A Visa anunciou a compra da israelense BioCatch por US$ 2,4 bilhões em dinheiro. A empresa não analisa a transação — analisa quem está do outro lado da tela: a velocidade da digitação, o jeito de deslizar o dedo, o ângulo em que a pessoa segura o celular. A premissa é que o golpista se comporta de um jeito que o dono da conta não se comporta.
O negócio foi fechado com fundos assessorados pela gestora britânica Permira e demais acionistas. A conclusão depende de aprovação regulatória e está prevista para até o fim do segundo trimestre fiscal de 2027 da Visa — uma janela longa de escrutínio antitruste pela frente.
O que a empresa faz
Fundada em 2011, a BioCatch monitora hoje 1,8 bilhão de dispositivos e protege 760 milhões de usuários em 21 países. São 19 bilhões de sessões analisadas por mês, para mais de 350 bancos — entre eles, mais de cem dos maiores do mundo.
A diferença em relação ao antifraude tradicional está no momento da checagem. O modelo clássico examina a transação: valor fora do padrão, destino desconhecido, horário atípico. A biometria comportamental examina a sessão inteira, desde o login, procurando sinais de que quem opera não é quem deveria.
Isso responde a um tipo específico de crime que o modelo antigo não pega: o golpe em que a própria vítima autoriza a transferência. Se o dono da conta digita a senha, confirma o valor e aprova o envio, não há nada de anômalo na transação — a anomalia está no fato de ele estar sendo instruído por telefone por um estranho.
“Tomadas de conta e golpes custam à economia global mais de US$ 1 trilhão por ano, e a inteligência artificial está viabilizando esses ataques em escala sem precedentes”, afirmou Andrew Torre, presidente de serviços de valor agregado da Visa. Gadi Mazor, presidente-executivo da BioCatch, resumiu a lógica: entender a intenção do cliente em tempo real virou essencial para os bancos.

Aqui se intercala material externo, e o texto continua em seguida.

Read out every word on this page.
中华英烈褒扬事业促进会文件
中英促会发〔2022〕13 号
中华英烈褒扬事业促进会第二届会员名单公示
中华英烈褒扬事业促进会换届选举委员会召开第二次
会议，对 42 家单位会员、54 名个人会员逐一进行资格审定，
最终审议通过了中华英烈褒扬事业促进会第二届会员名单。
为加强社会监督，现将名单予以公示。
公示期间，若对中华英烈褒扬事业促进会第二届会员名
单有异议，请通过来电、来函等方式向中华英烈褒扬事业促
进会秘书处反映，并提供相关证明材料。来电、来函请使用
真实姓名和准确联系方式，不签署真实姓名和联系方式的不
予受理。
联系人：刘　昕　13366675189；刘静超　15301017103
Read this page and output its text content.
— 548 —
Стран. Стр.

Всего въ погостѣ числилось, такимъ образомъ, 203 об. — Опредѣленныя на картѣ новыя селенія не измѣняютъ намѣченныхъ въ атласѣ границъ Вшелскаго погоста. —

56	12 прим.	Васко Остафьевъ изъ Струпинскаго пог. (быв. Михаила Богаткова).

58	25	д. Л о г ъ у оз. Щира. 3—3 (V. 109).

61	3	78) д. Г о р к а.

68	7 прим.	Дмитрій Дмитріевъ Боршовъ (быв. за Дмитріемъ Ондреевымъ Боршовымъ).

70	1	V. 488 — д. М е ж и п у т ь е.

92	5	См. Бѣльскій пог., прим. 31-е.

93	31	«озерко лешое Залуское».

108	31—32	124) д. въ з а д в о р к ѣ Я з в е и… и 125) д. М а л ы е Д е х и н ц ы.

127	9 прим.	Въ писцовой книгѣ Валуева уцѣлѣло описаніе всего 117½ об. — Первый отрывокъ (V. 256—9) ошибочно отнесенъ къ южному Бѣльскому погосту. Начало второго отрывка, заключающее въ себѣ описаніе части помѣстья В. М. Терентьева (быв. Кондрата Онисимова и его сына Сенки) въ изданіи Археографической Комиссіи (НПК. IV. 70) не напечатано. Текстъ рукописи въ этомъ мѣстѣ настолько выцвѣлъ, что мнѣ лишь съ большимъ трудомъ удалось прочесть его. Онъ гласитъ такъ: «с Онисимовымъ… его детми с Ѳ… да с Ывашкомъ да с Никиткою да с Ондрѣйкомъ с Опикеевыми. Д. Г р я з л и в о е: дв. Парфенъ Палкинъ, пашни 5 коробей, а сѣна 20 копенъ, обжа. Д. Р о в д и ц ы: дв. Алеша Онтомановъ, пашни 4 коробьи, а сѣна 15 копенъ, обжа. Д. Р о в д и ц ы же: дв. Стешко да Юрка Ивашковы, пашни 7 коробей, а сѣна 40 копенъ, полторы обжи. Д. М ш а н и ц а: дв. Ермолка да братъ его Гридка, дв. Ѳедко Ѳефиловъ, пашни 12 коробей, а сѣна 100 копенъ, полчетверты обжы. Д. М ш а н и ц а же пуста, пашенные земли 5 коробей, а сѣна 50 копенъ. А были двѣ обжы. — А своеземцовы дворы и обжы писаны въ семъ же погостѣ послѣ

Por que isso interessa ao Brasil
Poucos países estão tão expostos a esse tipo de fraude quanto o brasileiro. Entre julho de 2024 e junho de 2025, mais de 24 milhões de pessoas foram vítimas de golpes envolvendo Pix e boletos, com perdas que somam R$ 29 bilhões, segundo levantamento da Febraban.
Só em fraudes de Pix, 2024 fechou com R$ 4,941 bilhões em valores não devolvidos às vítimas — alta de 70% sobre 2023. Em outro recorte, a federação calculou R$ 10,1 bilhões de prejuízo ao setor bancário em dois anos, com os golpes via Pix crescendo 43%.
A resposta brasileira atual é o Mecanismo Especial de Devolução do Banco Central, que atua depois: identificada a fraude, tenta-se recuperar o dinheiro. A proposta da tecnologia que a Visa comprou é diferente — travar a operação antes de o valor sair. Uma repara, a outra previne, e nenhuma das duas resolve sozinha.
O que o anúncio não diz
Três pontos ficaram de fora do comunicado.
O primeiro é comercial. A BioCatch vende para mais de cem dos maiores bancos do mundo, muitos deles emissores que também trabalham com a Mastercard. Um fornecedor até então neutro passa a pertencer a uma bandeira — o que cria motivo para instituições rivais procurarem alternativa.
O segundo é de privacidade. O produto é, na prática, vigilância biométrica comportamental sobre quase dois bilhões de aparelhos. O material divulgado não detalha base legal, forma de consentimento nem prazo de retenção desses dados de comportamento.
O terceiro é de método. O número de US$ 1 trilhão anuais em golpes é estimativa da própria Visa, que vende serviços de prevenção a fraude — não há metodologia pública nem fonte independente. E como a receita da BioCatch não foi divulgada, não há como avaliar se US$ 2,4 bilhões é caro ou barato.
Há ainda o risco regulatório. A Visa já teve uma aquisição barrada por antitruste nos Estados Unidos: a compra da Plaid, bloqueada em 2021. O prazo alongado até 2027 sugere que a empresa conta com um processo demorado de aprovação.